What does the TTL value returned by the Ping command mean and what does it do?

The ping command is used to test the connection to another network device and measure the round trip time of the data packet. You can perform a ping operation by entering the following command in the command line:

 ping [目标地址]

For example, to get 192.168.11.112, you would enter:

 ping 192.168.11.112

picture

The data returned at this time has a ttl=64. Let's understand the meaning and function of the ttl value.

TTL function and principle

TTL (Time to Live) refers to the maximum number of hops a data packet is allowed to transmit in a network. It is used to prevent data packets from circulating infinitely in the network and can also be used to measure the transmission time of data packets from source to destination.

The principle of TTL is that every time a data packet passes through a router, the TTL value will be reduced by 1. When the TTL value is reduced to 0, the router will discard the data packet and send a "TTL timeout" (Time Exceeded) ICMP message to the source address of the data packet. This ensures that the data packet will not circulate infinitely in the network, and can also help diagnose network failures.

Through the TTL value, we can measure the number of routers that a data packet passes through from source to destination, thereby judging the latency and stability of the network. The TTL value decreases by 1 for each router it passes through. Therefore, through the TTL value returned by the Ping command, we can roughly judge the number of routers or hops between the target host and us. For example, if the TTL value returned by the Ping command is 64, it can be inferred that the data packet has passed through the initial TTL value (usually the system default value, such as 64, 128, 255, etc.) - 64 routers or other devices working on the network during the transmission process.

TTL value to estimate the target host operating system

Different operating systems have different settings for the initial TTL value of outgoing IP packets. Usually the initial TTL value of Windows operating system is 128, while the initial TTL value of Linux and Unix systems is 64.

Based on this feature, we can infer the target host's operating system type by observing the TTL value of the received ICMP echo reply (ping) data packet. When we send an ICMP echo request to the target host, the target host will return an ICMP echo reply, and the TTL value in this reply can help us infer the target host's operating system type.

If the TTL value is 64, we can infer that the target host is running a Unix-like system (such as Linux), and if the TTL value is 128, we can infer that the target host is running a Windows system. Of course, this is just a guess, because the TTL value may also be modified by the network device, or the target host may have modified the default TTL value. By observing the TTL value of the ICMP echo reply packet, we can infer the operating system type of the target host, but it should be noted that this is only a guessing method and may not be very accurate.

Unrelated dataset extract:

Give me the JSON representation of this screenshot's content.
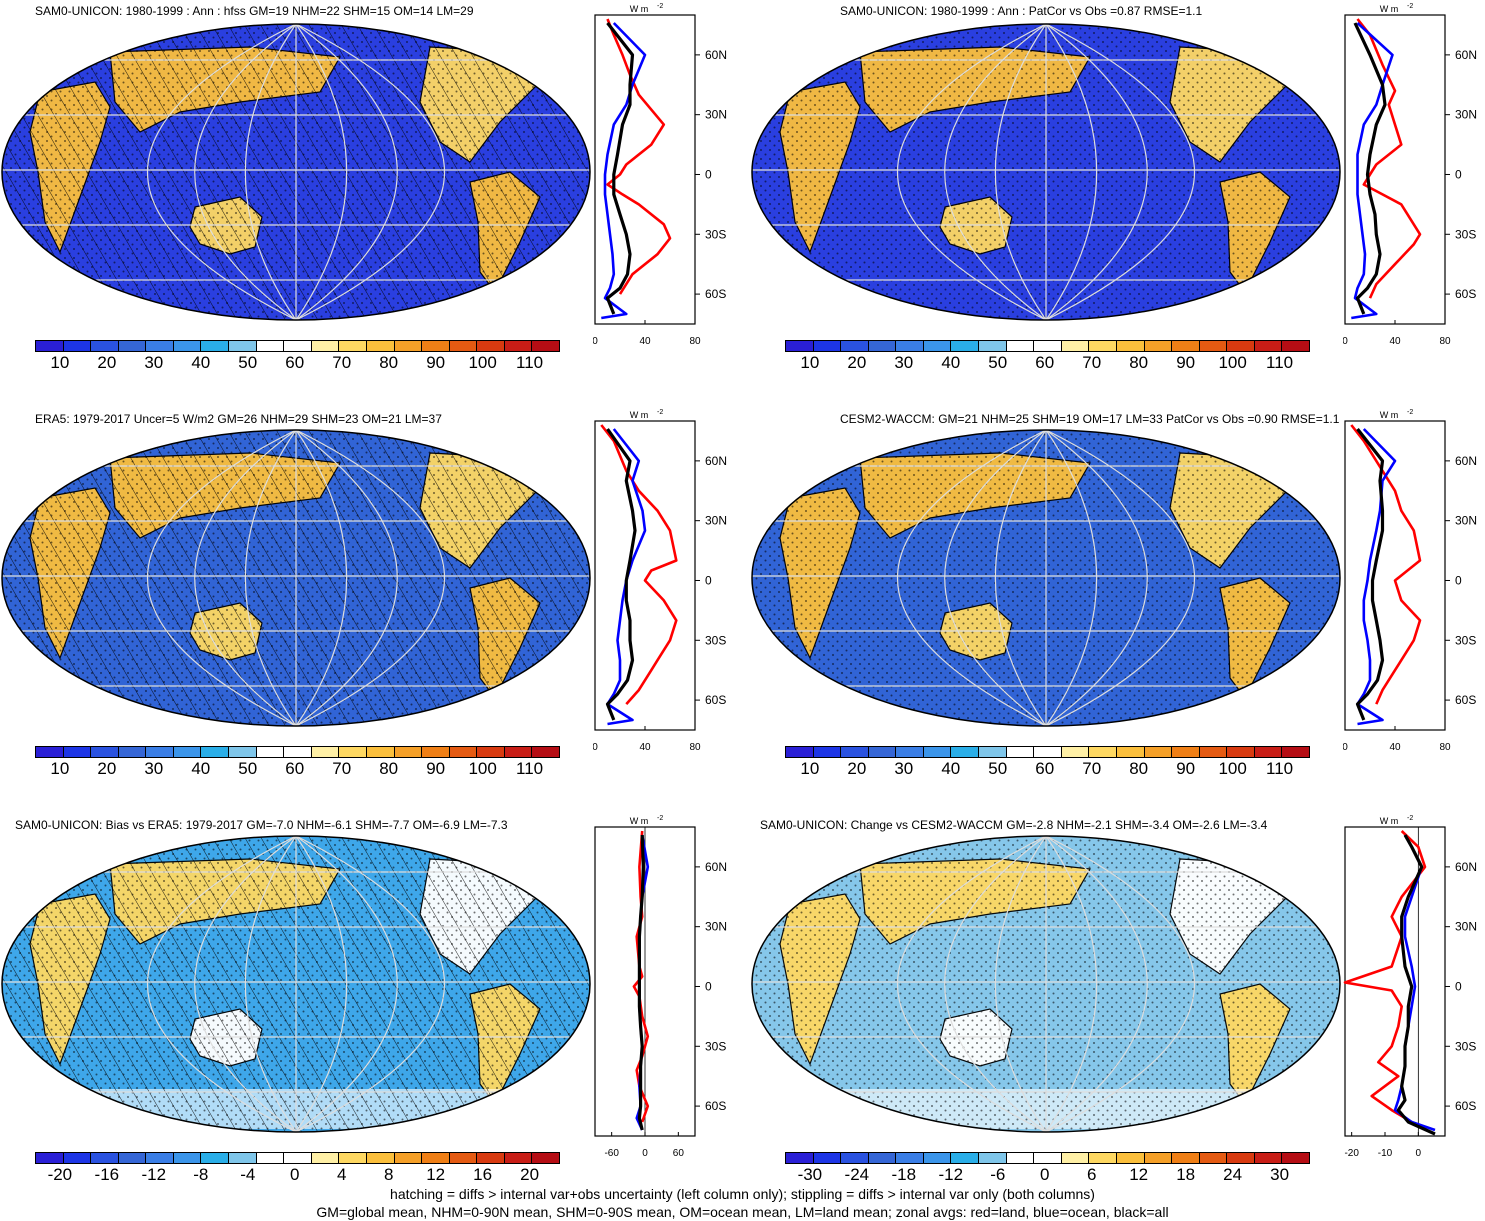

To modify the default TTL value of Windows, you can do so by modifying the registry:

1. Open the Registry Editor: Press the Win + R key combination to open the Run window, type regedit and press Enter.
2. Go to the registry path: Expand the following paths one by one

 HKEY_LOCAL_MACHINE\SYSTEM\CurrentControlSet\Services\Tcpip\Parameters

3. To create or modify a DWORD value: Right-click under Parameters, select New -> DWORD (32-bit) Value, name it DefaultTTL, then double-click it and set the Value data to the TTL value you want (in decimal).
4. Restart the computer: After modifying the registry, you need to restart the computer for the modification to take effect.